Was going to put this in the comments to my 1964 post but it got long enough to add as a new post. Caveat: it should be read in the spirit of someone very much sympathetic to Paul and many of his policy preferences (especially on foreign policy).
The only scenario for Ron Paul becoming President – which I touched on in the previous post - would be him somehow getting the nomination and then something going absolutely wrong in the country/world such that the public votes him in out of desperation as a vote for change. FDR was mainstream in 1932 but almost anyone the Democrats ran against Hoover was going to win and have the opportunity to reshape American politics during the crisis. Paul would need a similar atmosphere in order to prevail against a still personally popular President Obama.

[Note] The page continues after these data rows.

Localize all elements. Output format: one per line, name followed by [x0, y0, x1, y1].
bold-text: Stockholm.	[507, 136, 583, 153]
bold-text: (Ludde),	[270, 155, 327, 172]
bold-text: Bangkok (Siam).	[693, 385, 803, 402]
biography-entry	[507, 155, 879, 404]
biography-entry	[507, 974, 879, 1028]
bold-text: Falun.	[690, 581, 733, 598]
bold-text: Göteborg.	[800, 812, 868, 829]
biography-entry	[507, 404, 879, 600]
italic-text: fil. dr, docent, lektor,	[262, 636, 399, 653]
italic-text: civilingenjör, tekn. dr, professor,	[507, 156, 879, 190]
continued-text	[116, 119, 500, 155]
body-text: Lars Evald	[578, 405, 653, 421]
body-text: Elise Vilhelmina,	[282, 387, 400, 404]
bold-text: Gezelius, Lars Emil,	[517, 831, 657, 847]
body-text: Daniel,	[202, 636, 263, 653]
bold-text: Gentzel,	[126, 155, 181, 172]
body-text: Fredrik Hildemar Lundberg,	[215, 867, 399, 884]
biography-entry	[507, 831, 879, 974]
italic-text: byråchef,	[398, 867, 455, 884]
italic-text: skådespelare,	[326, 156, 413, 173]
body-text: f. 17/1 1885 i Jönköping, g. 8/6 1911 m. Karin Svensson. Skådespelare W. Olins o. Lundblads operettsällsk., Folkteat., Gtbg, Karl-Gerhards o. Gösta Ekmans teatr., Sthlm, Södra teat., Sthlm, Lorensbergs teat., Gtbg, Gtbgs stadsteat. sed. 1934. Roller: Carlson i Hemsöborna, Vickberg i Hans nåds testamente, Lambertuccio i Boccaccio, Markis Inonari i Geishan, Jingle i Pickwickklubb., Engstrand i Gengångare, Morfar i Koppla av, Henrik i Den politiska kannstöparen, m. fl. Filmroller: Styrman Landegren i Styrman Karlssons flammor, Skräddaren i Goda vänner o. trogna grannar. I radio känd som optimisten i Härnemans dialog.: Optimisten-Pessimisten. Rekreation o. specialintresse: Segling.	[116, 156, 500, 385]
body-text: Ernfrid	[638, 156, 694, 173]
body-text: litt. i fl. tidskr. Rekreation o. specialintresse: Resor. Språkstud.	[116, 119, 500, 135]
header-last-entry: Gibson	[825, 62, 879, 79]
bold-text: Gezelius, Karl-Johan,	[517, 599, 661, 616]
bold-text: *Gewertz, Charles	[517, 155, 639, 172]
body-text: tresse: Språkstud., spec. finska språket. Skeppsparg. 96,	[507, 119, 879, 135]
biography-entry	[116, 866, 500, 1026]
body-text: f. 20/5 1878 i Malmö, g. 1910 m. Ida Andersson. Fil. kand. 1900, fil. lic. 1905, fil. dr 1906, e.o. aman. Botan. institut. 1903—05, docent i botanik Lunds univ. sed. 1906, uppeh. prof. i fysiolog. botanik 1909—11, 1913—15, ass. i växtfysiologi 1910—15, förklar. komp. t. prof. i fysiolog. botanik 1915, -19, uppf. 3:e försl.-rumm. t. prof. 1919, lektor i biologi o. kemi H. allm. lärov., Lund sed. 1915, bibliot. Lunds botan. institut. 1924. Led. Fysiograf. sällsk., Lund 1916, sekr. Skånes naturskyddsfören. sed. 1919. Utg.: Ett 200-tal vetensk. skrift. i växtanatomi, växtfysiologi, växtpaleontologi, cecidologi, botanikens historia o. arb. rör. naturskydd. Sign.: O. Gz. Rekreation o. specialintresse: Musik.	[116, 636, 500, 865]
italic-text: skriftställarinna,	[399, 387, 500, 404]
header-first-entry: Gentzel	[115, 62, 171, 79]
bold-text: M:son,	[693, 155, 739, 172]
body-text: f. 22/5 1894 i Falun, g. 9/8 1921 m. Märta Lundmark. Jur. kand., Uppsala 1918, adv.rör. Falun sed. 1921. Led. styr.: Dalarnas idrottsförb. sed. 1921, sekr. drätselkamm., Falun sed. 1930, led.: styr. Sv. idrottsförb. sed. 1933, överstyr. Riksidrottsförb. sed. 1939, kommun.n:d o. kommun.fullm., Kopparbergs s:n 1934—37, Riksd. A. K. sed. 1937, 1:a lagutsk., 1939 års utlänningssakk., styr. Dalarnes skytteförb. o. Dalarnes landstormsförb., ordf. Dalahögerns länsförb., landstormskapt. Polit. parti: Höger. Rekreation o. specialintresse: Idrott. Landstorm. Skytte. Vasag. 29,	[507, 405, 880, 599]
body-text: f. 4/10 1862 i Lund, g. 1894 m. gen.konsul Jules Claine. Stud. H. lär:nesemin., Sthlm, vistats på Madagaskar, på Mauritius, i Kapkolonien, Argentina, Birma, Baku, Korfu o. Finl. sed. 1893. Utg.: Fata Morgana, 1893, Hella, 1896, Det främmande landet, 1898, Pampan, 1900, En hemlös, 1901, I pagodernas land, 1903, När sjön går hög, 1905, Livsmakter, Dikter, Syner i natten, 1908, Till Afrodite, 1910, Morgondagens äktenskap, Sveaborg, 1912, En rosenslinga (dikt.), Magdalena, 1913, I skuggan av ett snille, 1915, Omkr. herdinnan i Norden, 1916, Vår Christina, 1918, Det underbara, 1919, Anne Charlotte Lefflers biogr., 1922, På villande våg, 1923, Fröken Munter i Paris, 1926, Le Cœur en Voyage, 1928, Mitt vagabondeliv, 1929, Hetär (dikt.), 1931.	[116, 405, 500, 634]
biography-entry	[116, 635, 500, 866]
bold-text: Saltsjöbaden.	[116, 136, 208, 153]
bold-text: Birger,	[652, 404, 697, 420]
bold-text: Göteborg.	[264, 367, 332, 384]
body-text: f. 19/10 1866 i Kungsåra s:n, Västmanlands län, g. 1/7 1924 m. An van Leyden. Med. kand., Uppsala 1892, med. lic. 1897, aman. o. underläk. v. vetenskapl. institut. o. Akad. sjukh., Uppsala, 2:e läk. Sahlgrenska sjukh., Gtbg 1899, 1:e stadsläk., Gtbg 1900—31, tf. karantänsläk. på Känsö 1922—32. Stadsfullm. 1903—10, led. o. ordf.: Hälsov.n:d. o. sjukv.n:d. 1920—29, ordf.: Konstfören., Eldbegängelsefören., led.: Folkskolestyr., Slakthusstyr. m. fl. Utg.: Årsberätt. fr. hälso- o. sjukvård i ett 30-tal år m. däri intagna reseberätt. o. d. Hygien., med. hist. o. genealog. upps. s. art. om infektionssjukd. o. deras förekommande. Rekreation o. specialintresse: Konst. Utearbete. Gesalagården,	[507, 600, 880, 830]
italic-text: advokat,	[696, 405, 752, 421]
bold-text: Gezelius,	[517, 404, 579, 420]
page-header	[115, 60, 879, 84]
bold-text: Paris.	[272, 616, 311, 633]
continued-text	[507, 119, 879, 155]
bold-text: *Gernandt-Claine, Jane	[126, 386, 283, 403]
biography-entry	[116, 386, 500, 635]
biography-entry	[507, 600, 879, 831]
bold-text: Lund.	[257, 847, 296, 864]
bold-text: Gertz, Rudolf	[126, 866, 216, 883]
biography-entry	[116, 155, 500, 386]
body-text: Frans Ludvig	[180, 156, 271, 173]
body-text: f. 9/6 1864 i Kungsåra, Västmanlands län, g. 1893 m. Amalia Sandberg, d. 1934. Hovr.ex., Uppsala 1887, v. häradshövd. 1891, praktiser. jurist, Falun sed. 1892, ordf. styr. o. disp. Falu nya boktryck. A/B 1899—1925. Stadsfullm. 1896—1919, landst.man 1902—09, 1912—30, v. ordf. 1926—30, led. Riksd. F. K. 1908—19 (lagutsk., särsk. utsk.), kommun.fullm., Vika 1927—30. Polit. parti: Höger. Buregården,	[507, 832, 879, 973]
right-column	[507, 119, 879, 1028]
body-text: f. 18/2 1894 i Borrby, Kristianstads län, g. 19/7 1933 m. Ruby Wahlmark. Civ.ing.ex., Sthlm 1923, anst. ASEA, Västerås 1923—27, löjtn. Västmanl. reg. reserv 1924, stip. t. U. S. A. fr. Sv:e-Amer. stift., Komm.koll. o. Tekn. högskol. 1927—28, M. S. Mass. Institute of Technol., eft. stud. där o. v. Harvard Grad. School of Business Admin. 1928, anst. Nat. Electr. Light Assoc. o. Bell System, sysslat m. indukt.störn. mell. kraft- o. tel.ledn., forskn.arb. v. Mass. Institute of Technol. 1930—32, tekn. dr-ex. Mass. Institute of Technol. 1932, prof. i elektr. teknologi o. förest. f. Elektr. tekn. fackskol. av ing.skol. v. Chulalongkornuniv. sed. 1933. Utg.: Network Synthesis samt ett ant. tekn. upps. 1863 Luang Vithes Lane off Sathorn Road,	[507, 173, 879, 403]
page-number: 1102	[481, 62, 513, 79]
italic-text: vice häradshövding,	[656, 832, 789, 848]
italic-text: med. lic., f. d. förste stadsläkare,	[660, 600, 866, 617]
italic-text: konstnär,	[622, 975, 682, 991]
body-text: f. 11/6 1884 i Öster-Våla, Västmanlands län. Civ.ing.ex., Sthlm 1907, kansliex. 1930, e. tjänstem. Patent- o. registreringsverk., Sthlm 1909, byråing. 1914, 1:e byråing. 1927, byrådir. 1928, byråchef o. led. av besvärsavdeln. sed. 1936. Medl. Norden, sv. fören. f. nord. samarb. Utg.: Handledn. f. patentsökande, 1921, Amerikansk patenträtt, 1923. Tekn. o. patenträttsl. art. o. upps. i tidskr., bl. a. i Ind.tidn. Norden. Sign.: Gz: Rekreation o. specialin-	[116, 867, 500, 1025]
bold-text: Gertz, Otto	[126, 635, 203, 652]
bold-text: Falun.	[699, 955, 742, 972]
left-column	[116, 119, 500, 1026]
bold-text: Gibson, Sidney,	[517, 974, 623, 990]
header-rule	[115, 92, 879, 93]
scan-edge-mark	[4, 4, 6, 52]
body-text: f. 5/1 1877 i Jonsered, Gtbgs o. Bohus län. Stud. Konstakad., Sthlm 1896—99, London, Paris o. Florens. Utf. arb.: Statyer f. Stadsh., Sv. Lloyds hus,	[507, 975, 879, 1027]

Absent that, I just don’t see Paul’s philosophy and policy views appealing to a plurality of the country. And while I’ve previously discussed the utter importance of macrovariables, I just don’t see those things (as currently constituted) overcoming the problems that would confront a real outlier like Paul. Obama will have millions and millions of dollars to throw at Paul, and the liberal press will have a field day with his views/past associations once he is seen as a real threat to their views rather than a curiosity (and a curiosity that could derail real Republican threats to their guy). Together the administration and the media will be able to scare moderate voters away from Paul and into the warm comfort of the status quo.
Moreover, even in the scenario where Paul gets the nomination, don’t the powers that be in Washington Republicanland run a 3rd party challenge that throws the election to Obama no matter what? Can we really imagine that neocons and the liberal Republicans wouldn’t try to mount such a campaign? Rudy or Bloomberg, for example? Heck, guys like David Brooks have been quite positive about Obama anyway, so it wouldn’t take that much to push ”moderates” like him into his court as the “prudential” and “conservative” alternative to the “dangerous” “radicalism” and “isolationism” of Paul.
I just see a Paul Presidency as a libertarian fantasy. But I’d love to be proven wrong given the current possibility of a Newt Romney presidency or Obama the Sequel (with bonus Supreme Court nominees). But count me as someone who wishes that Paul had pushed his supporters and political oxygen towards someone like Huntsman (who isn’t perfect either).
Of course, Daniels was the real opportunity for liberty-loving Republicans. So sad…
UPDATE: By the way, since strategic voting isn’t really possible in large-scale elections, don’t feel bad about voting expressively for Paul or any other candidate who “can’t win”
since you won’t be the marginal voter anyway.